Na mesma data, a Prefeitura afirmou, em nota, que "a eventual distribuição do composto alimentar do programa denominado Alimento para Todos, no formato de farinata, será de atribuição, principalmente, dos serviços municipais de assistência social. A farinata poderá ser utilizada para produção de pães, bolos, sopas e outras formas de preparo."

Investigações

O Ministério Público de São Paulo abriu procedimento de acompanhamento de política pública para investigar o granulado.

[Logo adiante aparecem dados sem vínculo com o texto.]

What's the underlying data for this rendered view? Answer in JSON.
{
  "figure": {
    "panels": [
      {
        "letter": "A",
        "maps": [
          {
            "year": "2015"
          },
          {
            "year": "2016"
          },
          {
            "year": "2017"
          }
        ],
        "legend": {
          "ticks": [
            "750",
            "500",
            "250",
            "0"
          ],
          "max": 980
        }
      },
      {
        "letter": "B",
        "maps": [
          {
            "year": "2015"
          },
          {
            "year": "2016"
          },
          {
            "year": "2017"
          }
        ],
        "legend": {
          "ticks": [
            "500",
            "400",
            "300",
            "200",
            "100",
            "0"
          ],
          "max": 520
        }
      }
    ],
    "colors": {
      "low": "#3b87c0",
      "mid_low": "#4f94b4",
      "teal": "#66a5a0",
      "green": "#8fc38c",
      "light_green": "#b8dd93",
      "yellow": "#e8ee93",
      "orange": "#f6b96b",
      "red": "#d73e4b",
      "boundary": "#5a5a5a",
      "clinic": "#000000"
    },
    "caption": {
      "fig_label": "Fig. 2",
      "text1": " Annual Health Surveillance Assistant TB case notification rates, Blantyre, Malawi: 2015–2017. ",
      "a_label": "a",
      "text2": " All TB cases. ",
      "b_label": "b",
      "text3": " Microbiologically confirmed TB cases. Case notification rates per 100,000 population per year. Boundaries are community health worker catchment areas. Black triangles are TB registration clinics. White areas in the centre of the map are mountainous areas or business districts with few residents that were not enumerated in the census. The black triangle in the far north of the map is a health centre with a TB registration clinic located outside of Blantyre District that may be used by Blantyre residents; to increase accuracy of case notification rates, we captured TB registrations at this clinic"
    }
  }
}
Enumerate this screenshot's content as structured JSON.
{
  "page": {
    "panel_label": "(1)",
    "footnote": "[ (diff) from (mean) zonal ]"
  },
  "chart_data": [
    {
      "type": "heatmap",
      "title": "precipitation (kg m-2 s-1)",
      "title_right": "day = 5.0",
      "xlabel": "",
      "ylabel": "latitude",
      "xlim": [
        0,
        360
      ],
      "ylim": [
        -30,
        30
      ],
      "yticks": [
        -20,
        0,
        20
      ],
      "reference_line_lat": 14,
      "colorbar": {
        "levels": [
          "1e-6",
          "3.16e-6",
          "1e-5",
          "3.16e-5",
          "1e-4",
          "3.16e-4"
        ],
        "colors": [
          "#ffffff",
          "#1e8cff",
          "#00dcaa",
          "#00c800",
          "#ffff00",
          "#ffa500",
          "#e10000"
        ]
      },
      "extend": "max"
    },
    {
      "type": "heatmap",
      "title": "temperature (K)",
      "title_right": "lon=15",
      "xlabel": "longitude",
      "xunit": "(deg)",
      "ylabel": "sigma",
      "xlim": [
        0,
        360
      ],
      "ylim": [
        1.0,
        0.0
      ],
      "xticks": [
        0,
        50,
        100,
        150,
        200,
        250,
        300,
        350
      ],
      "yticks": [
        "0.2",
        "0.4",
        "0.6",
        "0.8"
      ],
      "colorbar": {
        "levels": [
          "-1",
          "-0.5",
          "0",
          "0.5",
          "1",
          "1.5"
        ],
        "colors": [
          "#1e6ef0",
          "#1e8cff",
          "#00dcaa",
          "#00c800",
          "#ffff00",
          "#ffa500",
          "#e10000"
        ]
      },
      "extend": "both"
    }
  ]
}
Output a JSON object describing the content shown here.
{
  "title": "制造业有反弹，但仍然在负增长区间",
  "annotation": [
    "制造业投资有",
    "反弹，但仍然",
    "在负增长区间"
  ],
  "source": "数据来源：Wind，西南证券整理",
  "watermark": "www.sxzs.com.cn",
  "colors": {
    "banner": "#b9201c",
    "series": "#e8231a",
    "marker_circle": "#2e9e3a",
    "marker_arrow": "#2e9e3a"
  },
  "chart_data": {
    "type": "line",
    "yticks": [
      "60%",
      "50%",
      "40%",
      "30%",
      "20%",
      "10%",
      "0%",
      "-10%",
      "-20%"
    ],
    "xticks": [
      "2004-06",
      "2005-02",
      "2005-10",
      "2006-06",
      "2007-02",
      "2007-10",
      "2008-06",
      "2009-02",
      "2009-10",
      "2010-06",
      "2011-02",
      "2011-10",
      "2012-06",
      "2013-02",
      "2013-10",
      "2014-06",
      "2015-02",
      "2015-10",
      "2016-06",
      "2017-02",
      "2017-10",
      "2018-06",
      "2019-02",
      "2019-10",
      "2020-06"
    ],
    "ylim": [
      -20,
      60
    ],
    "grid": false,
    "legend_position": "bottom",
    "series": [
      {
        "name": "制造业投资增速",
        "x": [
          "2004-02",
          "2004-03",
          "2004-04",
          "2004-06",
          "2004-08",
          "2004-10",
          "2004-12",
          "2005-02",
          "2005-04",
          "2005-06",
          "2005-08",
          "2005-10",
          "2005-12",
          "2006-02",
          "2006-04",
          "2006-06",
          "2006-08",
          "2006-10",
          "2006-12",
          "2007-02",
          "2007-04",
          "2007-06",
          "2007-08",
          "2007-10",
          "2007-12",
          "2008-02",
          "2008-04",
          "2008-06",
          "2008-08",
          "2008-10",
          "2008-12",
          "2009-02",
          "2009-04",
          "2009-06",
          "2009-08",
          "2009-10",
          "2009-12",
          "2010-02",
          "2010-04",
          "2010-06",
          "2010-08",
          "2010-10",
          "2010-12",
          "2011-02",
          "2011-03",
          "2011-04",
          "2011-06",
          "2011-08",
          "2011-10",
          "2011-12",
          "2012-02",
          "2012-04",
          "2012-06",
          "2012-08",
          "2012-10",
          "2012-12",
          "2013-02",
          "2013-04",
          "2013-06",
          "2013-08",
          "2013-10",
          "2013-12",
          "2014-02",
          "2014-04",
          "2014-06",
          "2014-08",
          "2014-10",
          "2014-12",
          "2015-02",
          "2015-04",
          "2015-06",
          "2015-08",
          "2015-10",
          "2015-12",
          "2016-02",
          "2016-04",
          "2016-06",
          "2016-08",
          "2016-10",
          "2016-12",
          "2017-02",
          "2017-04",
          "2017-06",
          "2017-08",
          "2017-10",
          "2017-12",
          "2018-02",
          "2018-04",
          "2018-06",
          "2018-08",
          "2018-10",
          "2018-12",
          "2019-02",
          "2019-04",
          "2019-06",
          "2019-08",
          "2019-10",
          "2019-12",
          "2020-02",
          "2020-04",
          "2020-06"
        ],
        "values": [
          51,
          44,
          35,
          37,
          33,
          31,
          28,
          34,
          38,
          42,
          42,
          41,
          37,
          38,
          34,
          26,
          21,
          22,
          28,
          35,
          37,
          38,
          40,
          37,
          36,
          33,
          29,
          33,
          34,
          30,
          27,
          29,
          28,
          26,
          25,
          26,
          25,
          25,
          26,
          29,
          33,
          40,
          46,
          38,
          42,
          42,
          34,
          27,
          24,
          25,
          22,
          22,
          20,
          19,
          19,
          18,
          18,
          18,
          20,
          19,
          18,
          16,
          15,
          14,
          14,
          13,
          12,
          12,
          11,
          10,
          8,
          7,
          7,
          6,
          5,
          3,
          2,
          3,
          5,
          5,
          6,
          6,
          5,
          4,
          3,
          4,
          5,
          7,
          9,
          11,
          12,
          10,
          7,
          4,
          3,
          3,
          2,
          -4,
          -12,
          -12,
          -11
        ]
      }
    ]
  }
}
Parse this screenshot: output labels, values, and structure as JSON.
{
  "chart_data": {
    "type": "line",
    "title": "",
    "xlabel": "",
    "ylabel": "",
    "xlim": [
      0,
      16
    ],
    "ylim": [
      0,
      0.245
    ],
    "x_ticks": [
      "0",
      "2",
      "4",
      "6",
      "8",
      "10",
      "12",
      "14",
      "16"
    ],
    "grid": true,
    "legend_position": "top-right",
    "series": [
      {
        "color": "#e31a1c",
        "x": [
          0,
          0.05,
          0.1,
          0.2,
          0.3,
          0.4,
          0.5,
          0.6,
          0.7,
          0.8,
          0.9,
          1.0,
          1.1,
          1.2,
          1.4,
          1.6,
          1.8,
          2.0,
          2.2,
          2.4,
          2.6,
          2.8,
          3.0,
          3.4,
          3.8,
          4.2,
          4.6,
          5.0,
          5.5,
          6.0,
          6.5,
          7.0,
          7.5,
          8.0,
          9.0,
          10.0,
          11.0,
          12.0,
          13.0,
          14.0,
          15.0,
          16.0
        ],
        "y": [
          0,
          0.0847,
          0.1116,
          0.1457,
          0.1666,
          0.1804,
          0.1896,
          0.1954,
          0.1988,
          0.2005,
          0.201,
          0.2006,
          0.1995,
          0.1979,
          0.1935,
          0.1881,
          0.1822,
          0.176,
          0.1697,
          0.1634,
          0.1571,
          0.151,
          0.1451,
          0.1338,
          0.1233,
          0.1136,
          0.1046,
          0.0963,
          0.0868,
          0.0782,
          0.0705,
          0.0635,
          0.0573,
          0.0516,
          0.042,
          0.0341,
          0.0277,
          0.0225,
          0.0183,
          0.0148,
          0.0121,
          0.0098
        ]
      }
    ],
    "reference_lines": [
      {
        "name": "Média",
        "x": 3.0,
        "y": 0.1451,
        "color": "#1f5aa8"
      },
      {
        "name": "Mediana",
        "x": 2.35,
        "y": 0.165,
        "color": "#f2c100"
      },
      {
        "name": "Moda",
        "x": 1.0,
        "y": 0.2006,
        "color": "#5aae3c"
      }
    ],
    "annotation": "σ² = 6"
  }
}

Segundo o promotor de Direitos Humanos José Carlos Bonilha, o procedimento tem caráter investigativo. "É preciso que a gente compreenda melhor o que está acontecendo. Vamos oficiar a prefeitura para explicar no que consiste a alimentação. Se tem ou não valor nutricional. Um laudo pericial também será necessário para atestar o valor nutricional desse alimento", disse.

Em nota, a Prefeitura afirma que "todas as informações solicitadas pelo Ministério Público ou qualquer outro órgão de controle acerca da política de combate ao desperdício de alimentos serão prontamente fornecidas."

Para Bonilha, o alimento pode até ter algum benefício e, por isso, não instaurou uma ação. A promotoria de direitos humanos só vai avaliar a segurança alimentar. Questões relacionadas à improbidade administrativa devem ser avaliadas pela promotoria de patrimônio.

A Prefeitura classifica o produto como um "suplemento alimentar" – e já chegou a compará-lo ao whey protein (proteína do leite comumente usada por praticantes de musculação).

De acordo com a Plataforma Sinergia, responsável pela fabricação, ele mantém as mesmas propriedades nutricionais dos alimentos in natura, além de prorrogar a vida útil deles em dois anos.

Ate agora, porém, a Prefeitura e a empresa não deram detalhes sobre o caminho a ser percorrido pelo granulado até chegar aos destinatários. Também não há informações sobre a produção e se há autorização da vigilância sanitária municipal.

A falta de transparência fez com que a Câmara Municipal aprovasse um requerimento cobrando explicações da gestão municipal, e convocando os secretários para uma audiência pública sobre o tema.

Produção cara e demorada

O granulado é feito com processo de liofilização, ou seja, de desidratação dos alimentos. Carmen Cecília Tardini, professora da Universidade de São Paulo (USP), explicou que a água existente em frutas e verduras, por exemplo, é completamente retirada do alimento.

A fruta, então, é congelada em um congelador especial e depois vai para uma máquina conhecida como liofilizador, onde fica durante 16 horas e sai desidratada. A pesquisadora explica que esse processo mantém todos os nutrientes, mas "é caro e também demora muito para ser produzido".

O Conselho Regional de Nutrição já se manifestou contrário à política anunciada pela Prefeitura. Em nota, a entidade afirmou que o granulado "contraria os princípios do Direito Humano à Alimentação Adequada (DHAA), bem como do Guia alimentar para a população brasileira, em total desrespeito aos avanços obtidos nas últimas décadas no campo da segurança alimentar e no que tange as políticas públicas sobre as ações de combate à fome e desnutrição".

O arcebispo de São Paulo, Dom Odilo Scherer, por sua vez, defende o alimento. "Espero que não se politize a questão porque quem acaba prejudicado é o pobre, é o faminto", disse.

Conselho de Segurança

O Conselho Nacional de Segurança Alimentar e Nutricional (Consea) solicitou à prefeitura de São Paulo documentos oficiais e técnicos sobre o projeto do alimento granulado.

"O Guia Alimentar, publicação oficial do Ministério da Saúde com as diretrizes sobre alimentação saudável, enfatiza que a dimensão cultural e social da alimentação é fundamental para o exercício e expressão da cidadania de todas e todos e recomenda que os alimentos in natura ou minimamente processados sejam a base da alimentação de brasileiros e brasileiras", diz o Consea.